Tulisan ini aslinya adalah buah pemikiran akh Andy Abu Thalib dalam sebuah diskusi di milis salafy ITB. Saya mempostingkannya dalam blog saya ini karena pentingnya tema ini, baik untuk oran-orang yg menisbatkan diri kepada manhaj salaf, maupun orang-orang yang belum memahami mengenai permasalahan penisbatan kepada manhaj salaf ini.

Karena bentuk aslinya adalah diskusi dalam milis, maka saya akan membuat penyesuaian di beberapa tempat agar tulisan ini bisa dibaca sebagai tulisan yang independen tidak terkait dengan konteks diskusi milis. Tulisan asli dan tulisan tambahan saya dibedakan dengan warna. Selain itu, saya melakukan koreksi sedikit terkait redaksional jika memang penulis aslinya melakukan kesalahan redaksional.

-------- awal tulisan --------------

Apabila kita yang telah lama belajar salafiyah (manhaj salaf) ditanya apa itu salafiyah, maka saya yakin, sebagian besar dari kita atau mungkin seluruhnya akan dengan cepat menjawab: "metode memahami nash sesuai dengan ... dstnya " yang insya'Allah sudah manteb tertanam di benak kita. Tetapi, berbicara lebih dalam lagi selangkah, salaf(y) yang didefinisikan sebagai sebuah "metode dalam memahami" ini berarti tidak menunjukkan bentuk riil. Maksudnya tidak riil adalah tidak seperti IM, HT dan lain sebagainya yang lebih "riil" dalam bentuk sistem "ajaran" (mereka punya metode sendiri, punya fikih sendiri, punya...sendiri bahkan punya sistematika kekhilafan sendiri). Salafiyah adalah sebuah metode yang berarti ia adalah sebuah frame dalam melihat nash untuk kemudian memunculkan pemahaman atas nash itu sendiri yang kemudian kita pakai untuk memahami masalah-masalah kita sekarang. Tidak lain ini karena kita pandang pasti bahwa salafiyah adalah metode penyelesaian permasalahan kaum muslimin.

Lebih jauh lagi...atau lebih simpel lagi bila uraian saya di atas agak ruwet: Bila IM, HT, JT dan sebagainya menawarkan "satu bentuk" dalam jama'ah mereka dan anggotanya diwajibkan berpegang dengan itu SAJA, maka salafiyah menawarkan sebuah kebebasan mengolah dalil selama tidak melewati batas-batas yg telah ditetapkan oleh manhaj salaf. Dengan kata lain, manhaj ini memiliki kemampuan untuk memproduksi pendapat yang banyak dalam berbagai macam bidang, mulai dari fiqh dan sebagainya, dan berbeda dengan manhaj hizbiyah (IM dsbnya) yang hanya bisa memproduksi satu buah pendapat, dan apabila ada anggotanya yang tidak bisa menerima pendapat yg satu itu tadi, maka "keluar"lah ia dari hizb itu tadi atau ia harus menyembunyikan pikirannya tadi.

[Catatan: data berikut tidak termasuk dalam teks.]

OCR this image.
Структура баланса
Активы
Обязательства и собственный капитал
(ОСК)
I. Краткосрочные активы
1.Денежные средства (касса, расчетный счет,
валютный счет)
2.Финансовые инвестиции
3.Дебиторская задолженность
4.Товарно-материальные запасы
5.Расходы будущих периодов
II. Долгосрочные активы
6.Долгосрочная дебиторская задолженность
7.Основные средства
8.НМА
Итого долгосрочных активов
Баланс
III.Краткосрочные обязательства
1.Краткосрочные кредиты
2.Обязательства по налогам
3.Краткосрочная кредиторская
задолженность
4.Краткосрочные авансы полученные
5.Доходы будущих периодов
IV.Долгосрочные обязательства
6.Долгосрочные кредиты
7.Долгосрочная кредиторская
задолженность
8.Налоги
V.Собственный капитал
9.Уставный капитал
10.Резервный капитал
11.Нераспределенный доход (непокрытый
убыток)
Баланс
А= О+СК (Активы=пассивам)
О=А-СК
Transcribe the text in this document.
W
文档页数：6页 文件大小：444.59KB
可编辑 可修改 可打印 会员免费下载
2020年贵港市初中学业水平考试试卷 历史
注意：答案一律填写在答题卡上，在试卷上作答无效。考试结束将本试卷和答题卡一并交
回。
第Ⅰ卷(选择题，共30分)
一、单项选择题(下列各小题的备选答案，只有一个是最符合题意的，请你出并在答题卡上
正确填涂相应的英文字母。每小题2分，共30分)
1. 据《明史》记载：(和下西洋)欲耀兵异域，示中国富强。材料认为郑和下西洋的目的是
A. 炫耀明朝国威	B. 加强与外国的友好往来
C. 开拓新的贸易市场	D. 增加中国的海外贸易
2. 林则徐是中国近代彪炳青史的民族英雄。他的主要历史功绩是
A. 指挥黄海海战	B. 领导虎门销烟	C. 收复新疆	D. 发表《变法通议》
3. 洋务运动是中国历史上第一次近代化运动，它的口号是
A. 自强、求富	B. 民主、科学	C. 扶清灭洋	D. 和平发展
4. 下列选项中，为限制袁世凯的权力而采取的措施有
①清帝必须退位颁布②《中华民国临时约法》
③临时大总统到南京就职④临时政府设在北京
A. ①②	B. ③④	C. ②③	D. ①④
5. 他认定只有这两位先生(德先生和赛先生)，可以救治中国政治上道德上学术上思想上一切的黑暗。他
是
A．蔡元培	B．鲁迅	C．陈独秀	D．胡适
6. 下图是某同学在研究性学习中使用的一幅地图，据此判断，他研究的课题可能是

Kalau kita lihat apa yang terjadi di masa para imam dahulu, nampaknya bentuk seperti ini lah yang ada (yaitu salafiyah yang menawarkan sebuah kebebasan mengolah dalil selama tidak melewati batas). Mereka bebas mengkaji nash dan mengeluarkan pendapat bahkan pendapat yang dari posisi kita sekarang bisa dipandang sebagai pendapat lemah dan infirad (menyendiri). Meskipun pendapat itu dikritik oleh imam yang lainnya, tetapi tidak ada keluar kata-kata dari mereka bahwa "pendapat ini bukan pendapat Salafiyah"....atau "ente bukan salafy ..ini bukan pendapat salafy"...dan sejenisnya...Mungkin contoh riil adalah perbedaan pendapat mengenai hukum orang meninggalkan shalat secara sengaja tanpa mengingkari kewajibannya, yang mana Imam Ahmad berbeda dan infirad pendapatnya dan yang lain. Imam Ahmad tidak lantas dikatakan keluar dari manhaj salaf karena pendapatnya berbeda bahkan dari main stream...bahkan sampai sekarangpun pendukung pendapat Imam Ahmad pun ndak habis kok..misal Syaikh al Utsaimin pun mendukung pendapat ini.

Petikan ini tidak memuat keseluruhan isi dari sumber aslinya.